Planning a wedding can be the most wonderful but hectic time. Practicing mindfulness and meditation helps encourage you to focus on what is happening in the here or now rather than thinking too far ahead and worrying, or reminiscing after the wedding and feeling low. The here and now is the only place we can make a change in our lives and staying present means less autopilot responses. So busy brides should try to practice the following some mindfulness tips to take care of themselves while planning their wedding, and the Neom Wellness Board is here to help you.
- Take a couple of minutes to notice your breathing. Sense the flow of the breath, the rise and fall of your belly.
- Notice what you are doing as you are doing it and tune into your senses. When you are eating, notice the colour, texture and taste of the food.
- Don’t feel that you need to fill up all your time with doing. Take some time to simply be. When your mind wanders to thinking, gently bring it back to your breath.
- Recognize that thoughts are simply thoughts; you don’t need to believe them or react to them.
- Notice where you tend to zone out (e.g., driving, emailing or texting, web surfing, feeding the dog, doing dishes, brushing teeth, etc.). Practise bringing more awareness to that activity.
- Breathe mindfully, in through your nose out through your mouth letting yourself take in and experience all the smells, noticing how your state of being changes gently as you inhale.
How to de-stress
A great way to de-stress after a busy week of wedding planning is to schedule in some down time to relax your mind. Often lighting a candle can help to focus the mind and reduce stress levels. It’s not the actual events that cause stress but our reactions to them - learning to see events with less gravity and more flexibility ease our stress levels.
Once you know how to de-stress, it can become something you include in everyday life, which will help to prevent that overwhelmed/stressed out sensation from building up. Here’s what we like to do, and what we always recommend to clients.
Moving with the breath. Sometimes the best way to quieten the mind is to distract it with pleasant movement. Research has also shown that posture has a significant effect on our mood and energy levels. Try these simple pairings of movement with the breath to unwind, re-energise and achieve better clarity of mind: Mountain breath, mountain breath and calf raises
Boost your mood by cultivating gratitude: The three blessings exercise. Write down three positive events that happened in your day, and importantly, WHY they happened. There is no right or wrong answer, just whatever comes to mind.
Face your fears what is causing you stress? When we're stressed we can't see the bigger picture, so writing it down can really help you to understand the issues and focus on the possible solutions.
Go to bed earlier get your sleep in, studies have shown that even partial sleep deprivation has a significant effect on mood.
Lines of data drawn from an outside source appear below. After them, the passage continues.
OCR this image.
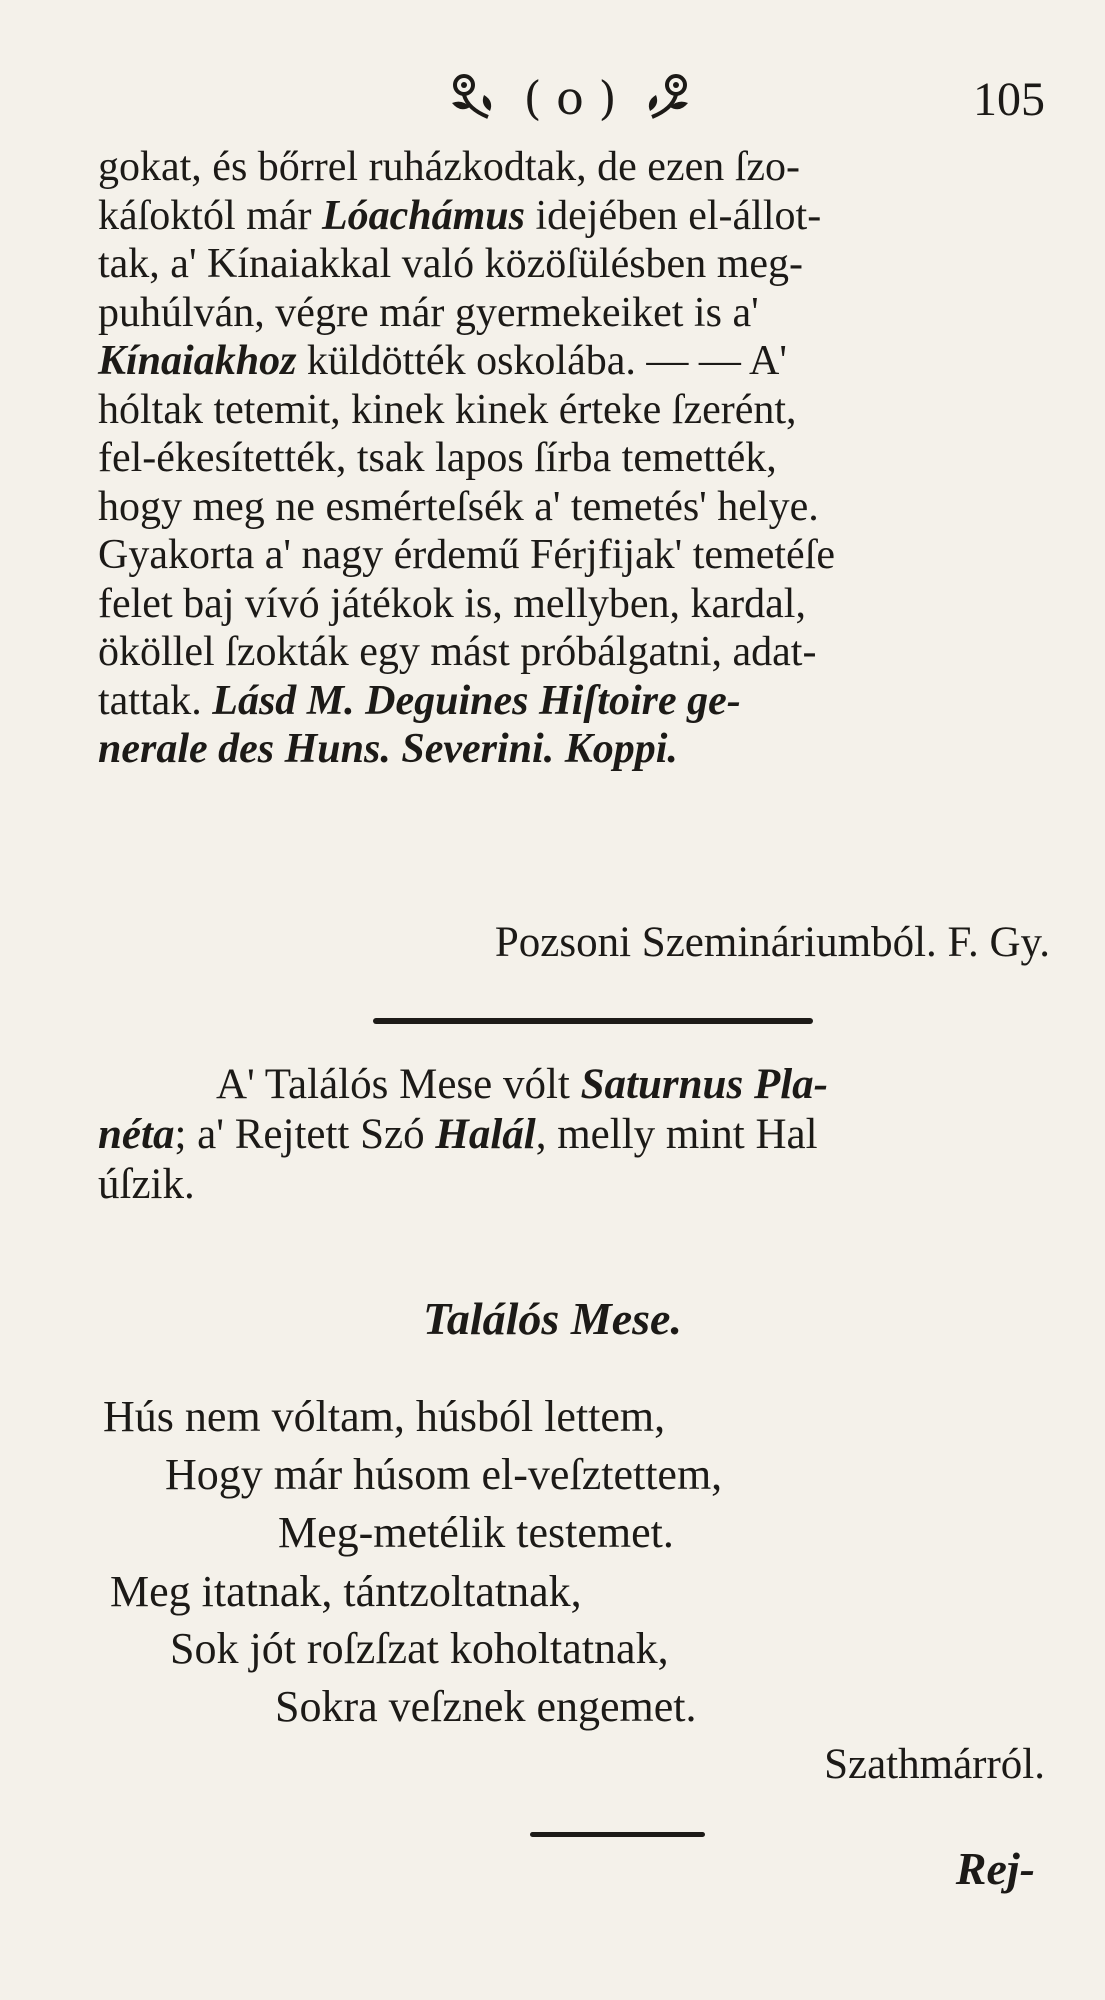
( o )	105
gokat, és bőrrel ruházkodtak, de ezen ſzo-
káſoktól már Lóachámus idejében el-állot-
tak, a' Kínaiakkal való közöſülésben meg-
puhúlván, végre már gyermekeiket is a'
Kínaiakhoz küldötték oskolába. — — A'
hóltak tetemit, kinek kinek érteke ſzerént,
fel-ékesítették, tsak lapos ſírba temették,
hogy meg ne esmérteſsék a' temetés' helye.
Gyakorta a' nagy érdemű Férjfijak' temetéſe
felet baj vívó játékok is, mellyben, kardal,
ököllel ſzokták egy mást próbálgatni, adat-
tattak. Lásd M. Deguines Hiſtoire ge-
nerale des Huns. Severini. Koppi.
Pozsoni Szemináriumból. F. Gy.
A' Találós Mese vólt Saturnus Pla-
néta; a' Rejtett Szó Halál, melly mint Hal
úſzik.
Találós Mese.
Hús nem vóltam, húsból lettem,
Hogy már húsom el-veſztettem,
Meg-metélik testemet.
Meg itatnak, tántzoltatnak,
Sok jót roſzſzat koholtatnak,
Sokra veſznek engemet.
Szathmárról.
Rej-
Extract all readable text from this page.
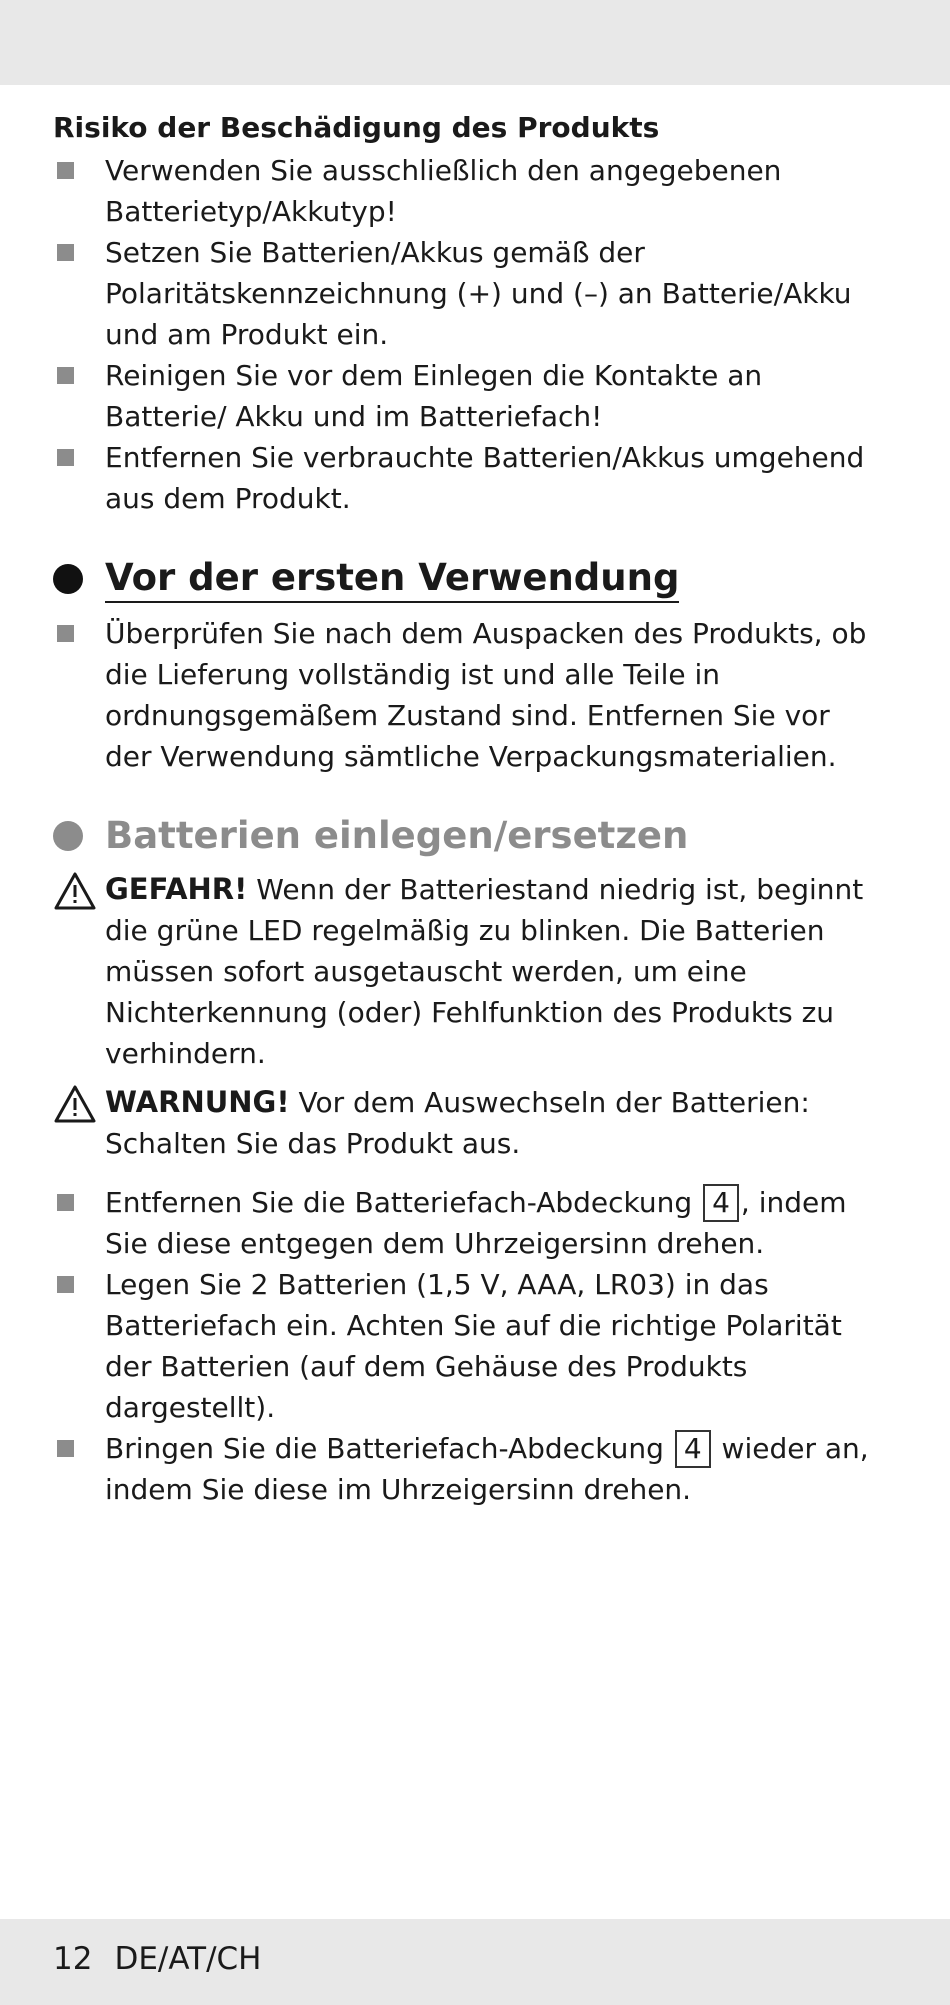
Risiko der Beschädigung des Produkts
Verwenden Sie ausschließlich den angegebenen Batterietyp/Akkutyp!
Setzen Sie Batterien/Akkus gemäß der Polaritätskennzeichnung (+) und (–) an Batterie/Akku und am Produkt ein.
Reinigen Sie vor dem Einlegen die Kontakte an Batterie/ Akku und im Batteriefach!
Entfernen Sie verbrauchte Batterien/Akkus umgehend aus dem Produkt.
Vor der ersten Verwendung
Überprüfen Sie nach dem Auspacken des Produkts, ob die Lieferung vollständig ist und alle Teile in ordnungsgemäßem Zustand sind. Entfernen Sie vor der Verwendung sämtliche Verpackungsmaterialien.
Batterien einlegen/ersetzen
GEFAHR! Wenn der Batteriestand niedrig ist, beginnt die grüne LED regelmäßig zu blinken. Die Batterien müssen sofort ausgetauscht werden, um eine Nichterkennung (oder) Fehlfunktion des Produkts zu verhindern.
WARNUNG! Vor dem Auswechseln der Batterien: Schalten Sie das Produkt aus.
Entfernen Sie die Batteriefach-Abdeckung 4 , indem Sie diese entgegen dem Uhrzeigersinn drehen.
Legen Sie 2 Batterien (1,5 V, AAA, LR03) in das Batteriefach ein. Achten Sie auf die richtige Polarität der Batterien (auf dem Gehäuse des Produkts dargestellt).
Bringen Sie die Batteriefach-Abdeckung 4 wieder an, indem Sie diese im Uhrzeigersinn drehen.
12 DE/AT/CH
Meditate. Meditation can give you a sense of calm and balance that benefits both your emotional wellbeing and your overall health. These benefits don't end when your meditation session ends, allowing that calm into your decision making.
Many brides-to-be struggle with sleeping before the big day, their minds are often full of jobs and to-do lists so drifting off quickly can be difficult. Rest assured that you can trust your body to finally relax and sleep so it’s about creating the right setting for your body to unwind. Sometimes in trying too hard to sleep we get in our own way! For the perfect night’s sleep we recommend our Tranquillity™ blend, in particular the candle and bath oil. Both contain a deeply sedative blend, which helps to induce a deep night's sleep. Lighting a candle, having a warm bath and five minutes of meditation will help. If your mind is busy or whirling, decide that you'll start paying attention to your breathing instead. Just as a child might be encouraged to count sheep at night, we can count our breaths, or just pay attention to them.